Eh bien, c'est un bon Goncourt. Les cuvées ne sont jamais les mêmes, on l'a remarqué. Celle de 2012 se révèle excellente.
Jérôme Ferrari a pourtant pris des risques. Son roman est une juxtaposition de trois pièces littéraires.
La première raconte la vie d'un vieux Corse, Marcel Antonetti, ses espoirs de quitter un village où rien ne se passe et de trouver une vie exaltante dans l'armée ou les colonies, à l'image d'un frère dont il fantasme l'existence.
La deuxième explique comment deux jeunes philosophes, dont le petit-fils de Marcel, reprennent un bar dans le même village, le transforment en meilleur des mondes et voient cet univers sombrer.
La troisième, c'est le Sermon sur la chute de Rome, de Saint Augustin, prononcé lorsque l'évêque d'Hippone tente de rassurer ses ouailles, sidérées que la ville éternelle ait été prise par les Barbares.
Les trois axes se lient grâce, notamment, à une écriture ample, sinueuse, aux longues phrases envoûtantes.

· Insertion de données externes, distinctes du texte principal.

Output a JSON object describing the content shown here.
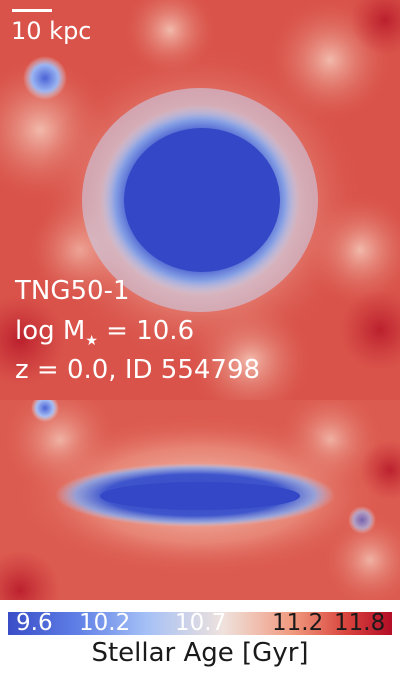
{
  "scalebar": {
    "label": "10 kpc"
  },
  "annotations": {
    "simulation": "TNG50-1",
    "mass_prefix": "log M",
    "mass_subscript": "★",
    "mass_value": " = 10.6",
    "redshift_id": "z = 0.0, ID 554798"
  },
  "colorbar": {
    "label": "Stellar Age [Gyr]",
    "ticks": [
      "9.6",
      "10.2",
      "10.7",
      "11.2",
      "11.8"
    ],
    "colors": {
      "young": "#3a4dc7",
      "old": "#b30d26"
    }
  }
}
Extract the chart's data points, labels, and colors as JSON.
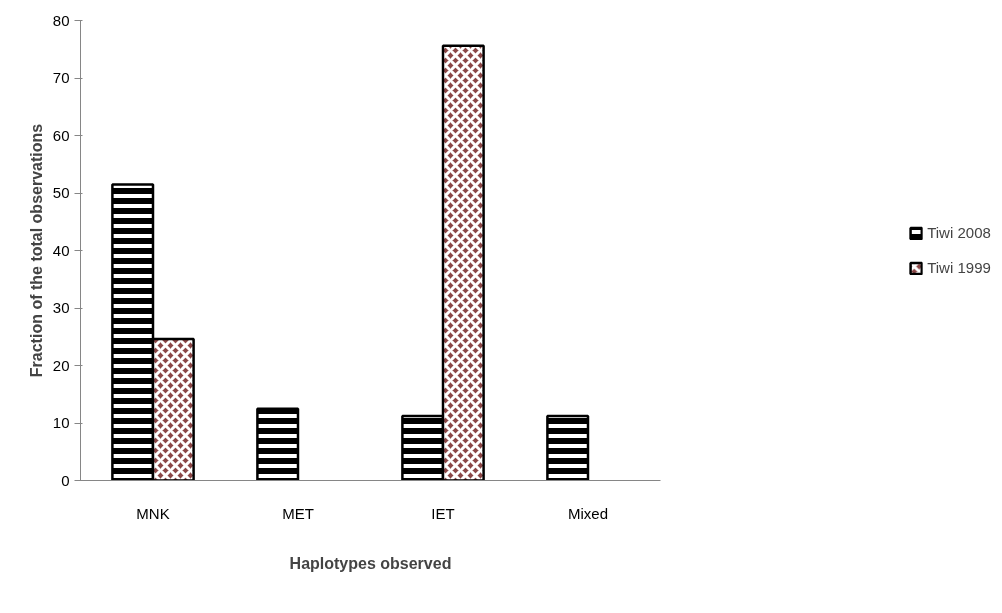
{
  "chart_data": {
    "type": "bar",
    "xlabel": "Haplotypes observed",
    "ylabel": "Fraction of the total observations",
    "categories": [
      "MNK",
      "MET",
      "IET",
      "Mixed"
    ],
    "series": [
      {
        "name": "Tiwi 2008",
        "color": "#000000",
        "values": [
          51.5,
          12.5,
          11.2,
          11.2
        ]
      },
      {
        "name": "Tiwi 1999",
        "color": "#8b4747",
        "values": [
          24.6,
          null,
          75.6,
          null
        ]
      }
    ],
    "ylim": [
      0,
      80
    ],
    "yticks": [
      0,
      10,
      20,
      30,
      40,
      50,
      60,
      70,
      80
    ],
    "grid": false,
    "legend": "right"
  }
}
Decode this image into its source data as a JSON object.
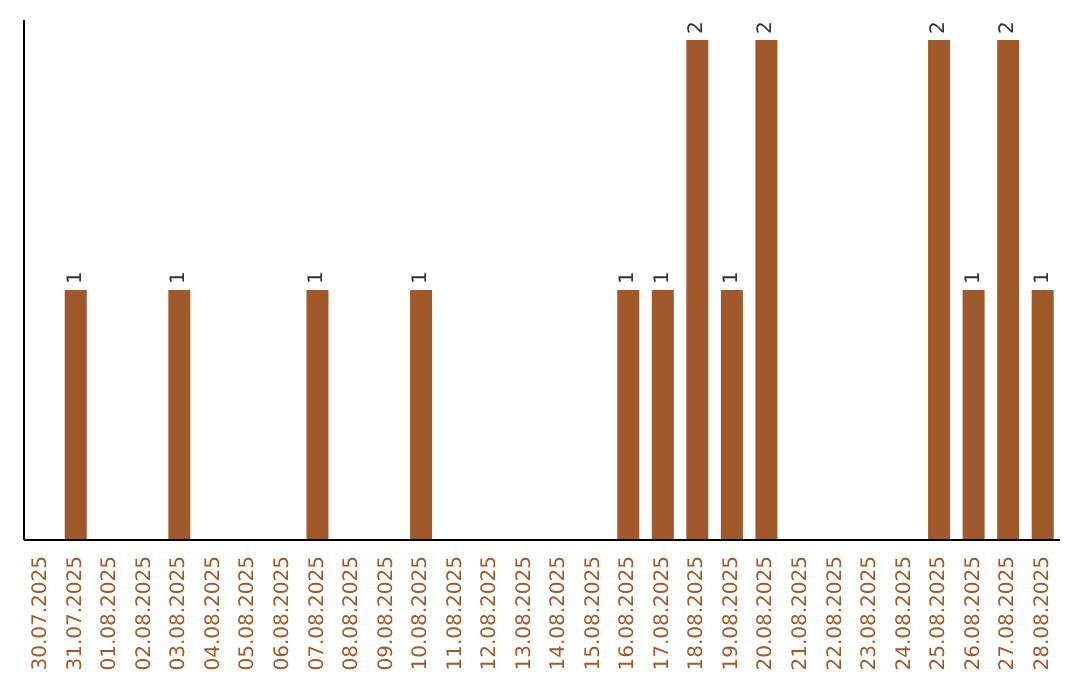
{
  "chart_data": {
    "type": "bar",
    "categories": [
      "30.07.2025",
      "31.07.2025",
      "01.08.2025",
      "02.08.2025",
      "03.08.2025",
      "04.08.2025",
      "05.08.2025",
      "06.08.2025",
      "07.08.2025",
      "08.08.2025",
      "09.08.2025",
      "10.08.2025",
      "11.08.2025",
      "12.08.2025",
      "13.08.2025",
      "14.08.2025",
      "15.08.2025",
      "16.08.2025",
      "17.08.2025",
      "18.08.2025",
      "19.08.2025",
      "20.08.2025",
      "21.08.2025",
      "22.08.2025",
      "23.08.2025",
      "24.08.2025",
      "25.08.2025",
      "26.08.2025",
      "27.08.2025",
      "28.08.2025"
    ],
    "values": [
      0,
      1,
      0,
      0,
      1,
      0,
      0,
      0,
      1,
      0,
      0,
      1,
      0,
      0,
      0,
      0,
      0,
      1,
      1,
      2,
      1,
      2,
      0,
      0,
      0,
      0,
      2,
      1,
      2,
      1
    ],
    "value_labels": [
      null,
      "1",
      null,
      null,
      "1",
      null,
      null,
      null,
      "1",
      null,
      null,
      "1",
      null,
      null,
      null,
      null,
      null,
      "1",
      "1",
      "2",
      "1",
      "2",
      null,
      null,
      null,
      null,
      "2",
      "1",
      "2",
      "1"
    ],
    "color": "#a0592a",
    "grid": false,
    "legend": false
  }
}
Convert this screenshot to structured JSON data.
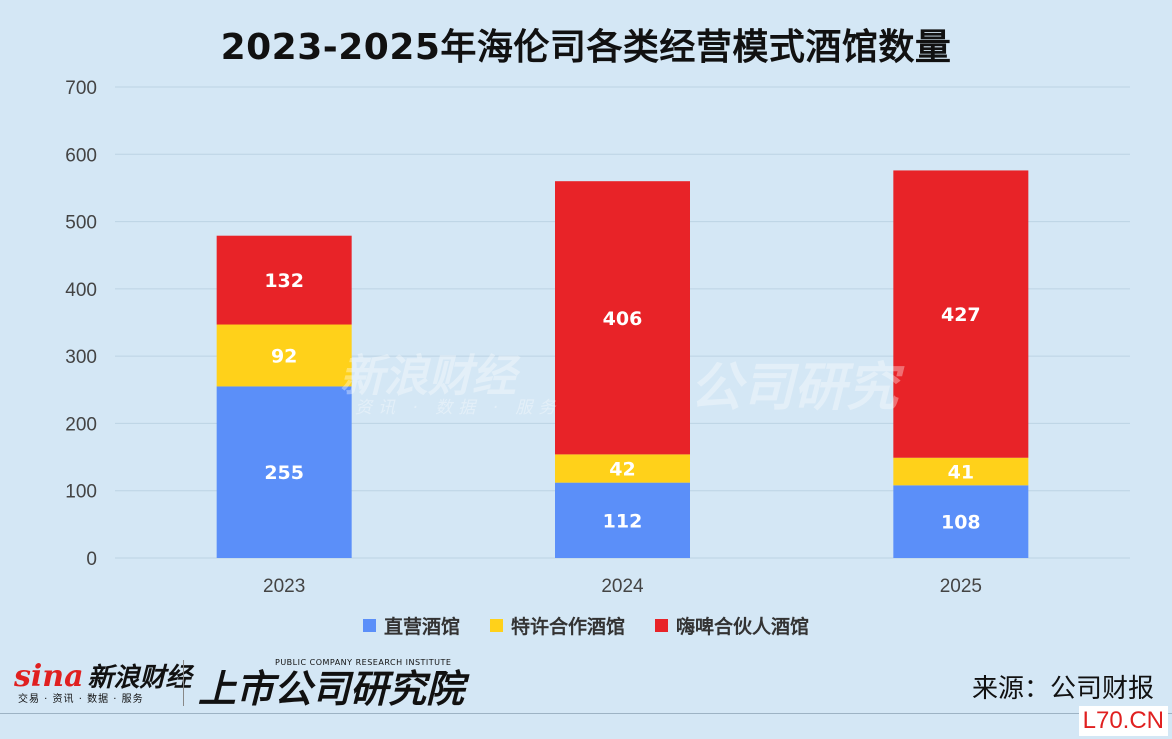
{
  "chart_data": {
    "type": "bar",
    "stacked": true,
    "title": "2023-2025年海伦司各类经营模式酒馆数量",
    "categories": [
      "2023",
      "2024",
      "2025"
    ],
    "series": [
      {
        "name": "直营酒馆",
        "values": [
          255,
          112,
          108
        ],
        "color": "#5b8ff9"
      },
      {
        "name": "特许合作酒馆",
        "values": [
          92,
          42,
          41
        ],
        "color": "#ffd11a"
      },
      {
        "name": "嗨啤合伙人酒馆",
        "values": [
          132,
          406,
          427
        ],
        "color": "#e82328"
      }
    ],
    "ylim": [
      0,
      700
    ],
    "yticks": [
      0,
      100,
      200,
      300,
      400,
      500,
      600,
      700
    ],
    "grid": true,
    "legend_position": "bottom"
  },
  "watermark": {
    "sina_cn": "新浪财经",
    "sina_sub": "资讯 · 数据 · 服务",
    "pcri_cn": "公司研究"
  },
  "footer": {
    "sina_word": "sina",
    "sina_cn": "新浪财经",
    "sina_sub": "交易 · 资讯 · 数据 · 服务",
    "pcri_cn": "上市公司研究院",
    "pcri_en": "PUBLIC COMPANY RESEARCH INSTITUTE",
    "source": "来源：公司财报",
    "corner_mark": "L70.CN"
  }
}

Grâce aussi aux liens que Ferrari tisse entre les histoires : tous les fils mènent à une famille (le grand-père, le petit-fils, et sa sœur qui fait des fouilles à Hippone).
Grâce également à une thématique du déclin. Dans les trois cas, il s'agit de la constitution d'un monde (l'empire colonial français, l'univers du bar, l'empire romain), de sa décomposition et de sa destruction.
C'est somptueux. Et ça nous console un peu que Joël Dicker n'ait pas eu le Goncourt. Évidemment, par chauvinisme, c'était notre candidat.